ZOBACZ RÓWNIEŻ: Bezczelne teksty prowadzących w polskiej telewizji. Tak obrażali uczestników
Awantura o kasę - o co chodziło?
Awantura o kasę to najbardziej nieprzewidywalna gry telewizyjna w Polsce. Program był bardzo dynamiczny, emocjonujący i chyba za to widzowie pokochali polski teleturniej. Program był podzielony na dwa etapy. W pierwszym z nich rywalizowały ze sobą 3 czteroosobowe zespoły. Każda z ekip miała swój kolor: Niebieski, żółty lub zielony. Zwycięska drużyna przechodziła do finałowego etapu, gdzie rywalizowała z tzw. Drużyną Mistrzów - czyli tą, która wygrała poprzedni odcinek. Licytacje były zażarte i toczyły się do momentu, aż któraś z drużyn zbankrutowała.
Awantura o kasę: Etap 1
W pierwszym etapie wszystkie drużyny otrzymywały od prowadzącego 5000 zł. Była to kwota, którą można było operować podczas licytacji. Prowadzący kręcił kołem, na którym było aż 31 kategorii z pytaniami. Po wylosowaniu jednej z kategorii rozpoczynał licytację. Drużyna, która zaproponowała więcej mogła odpowiedzieć na pytanie. Jeżeli odpowiedź była prawidłowa - wygrywała pieniądze, jeżeli błędna - pieniądze z puli przechodziły do kolejnego pytania. Drużyna, która uzbierała najwięcej przechodziła do finału.
Awantura o kasę: Etap 2
W drugim etapie (finał) zwycięska drużyna mierzyła się z Mistrzami.

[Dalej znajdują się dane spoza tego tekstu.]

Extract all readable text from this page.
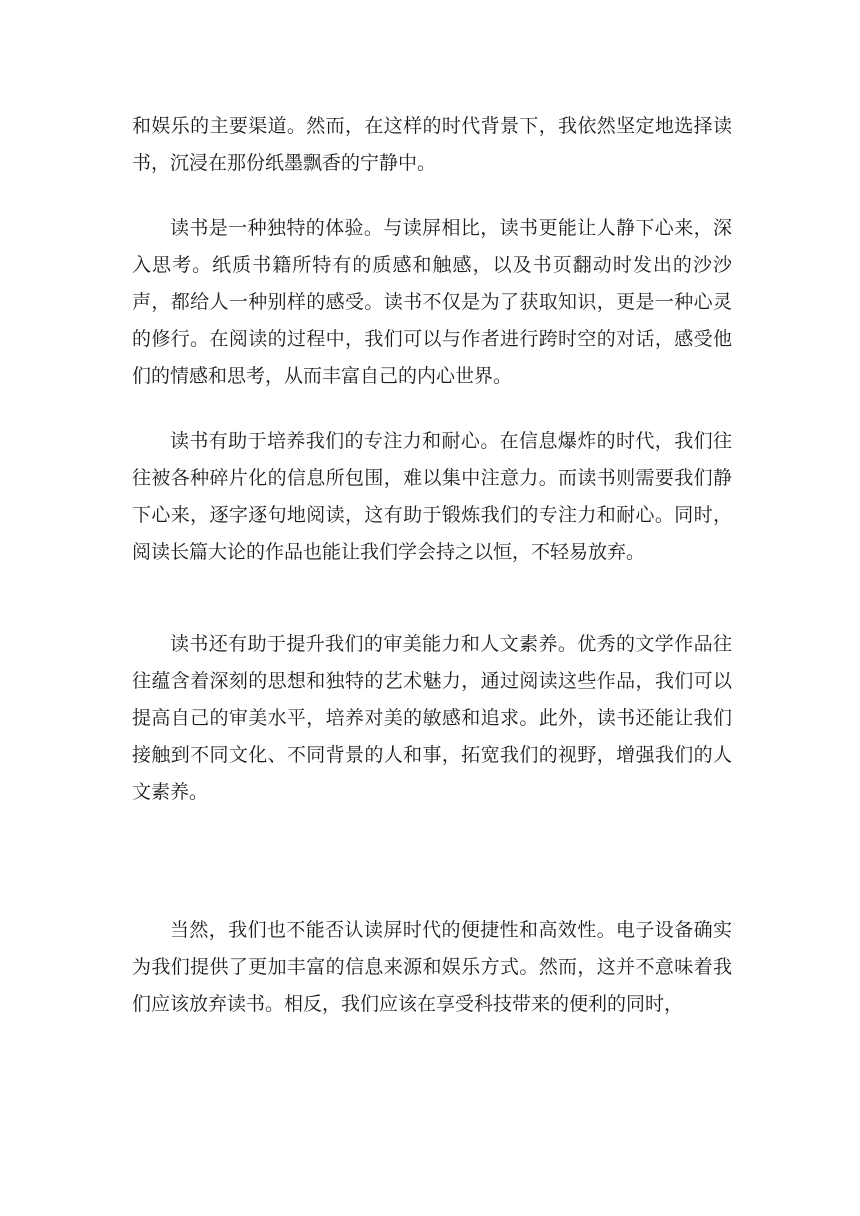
和娱乐的主要渠道。然而，在这样的时代背景下，我依然坚定地选择读书，沉浸在那份纸墨飘香的宁静中。

读书是一种独特的体验。与读屏相比，读书更能让人静下心来，深入思考。纸质书籍所特有的质感和触感，以及书页翻动时发出的沙沙声，都给人一种别样的感受。读书不仅是为了获取知识，更是一种心灵的修行。在阅读的过程中，我们可以与作者进行跨时空的对话，感受他们的情感和思考，从而丰富自己的内心世界。

读书有助于培养我们的专注力和耐心。在信息爆炸的时代，我们往往被各种碎片化的信息所包围，难以集中注意力。而读书则需要我们静下心来，逐字逐句地阅读，这有助于锻炼我们的专注力和耐心。同时，阅读长篇大论的作品也能让我们学会持之以恒，不轻易放弃。

读书还有助于提升我们的审美能力和人文素养。优秀的文学作品往往蕴含着深刻的思想和独特的艺术魅力，通过阅读这些作品，我们可以提高自己的审美水平，培养对美的敏感和追求。此外，读书还能让我们接触到不同文化、不同背景的人和事，拓宽我们的视野，增强我们的人文素养。

当然，我们也不能否认读屏时代的便捷性和高效性。电子设备确实为我们提供了更加丰富的信息来源和娱乐方式。然而，这并不意味着我们应该放弃读书。相反，我们应该在享受科技带来的便利的同时，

Jeżeli chodzi o pieniądze, to Drużyna Mistrzów startowała w licytacjach z tą, którą wywalczyła sobie w poprzednim programie. Zasady praktycznie nie różniły się od tych z pierwszego etapu. Wygrywała drużyna, która na koniec programu miała najwięcej pieniędzy. Mistrzowie dbali o to, aby łatwo nie oddawać swojego miejsca w loży, więc starali się przejść przez jak największa ilość finałów. Jeżeli w drugim etapie pojawił się remis (co zdarzało się często), to automatycznie wygrywała Drużyna Mistrzów.
Awantura o kasę - jaka nagroda?
Poza pieniędzmi pojawiały się również nagrody rzeczowe lub niespodzianki znajdujące się w tzw. czarnej skrzyni. Podczas licytacji, zespoły w każdym momencie mogły także zagrać „va banque” stawiając na szali wszystkie swoje pieniądze. Licytacja w tym momencie się kończyła. W przypadku złej odpowiedzi zespół grający „va banque” bankrutował i odpadł z gry z niczym.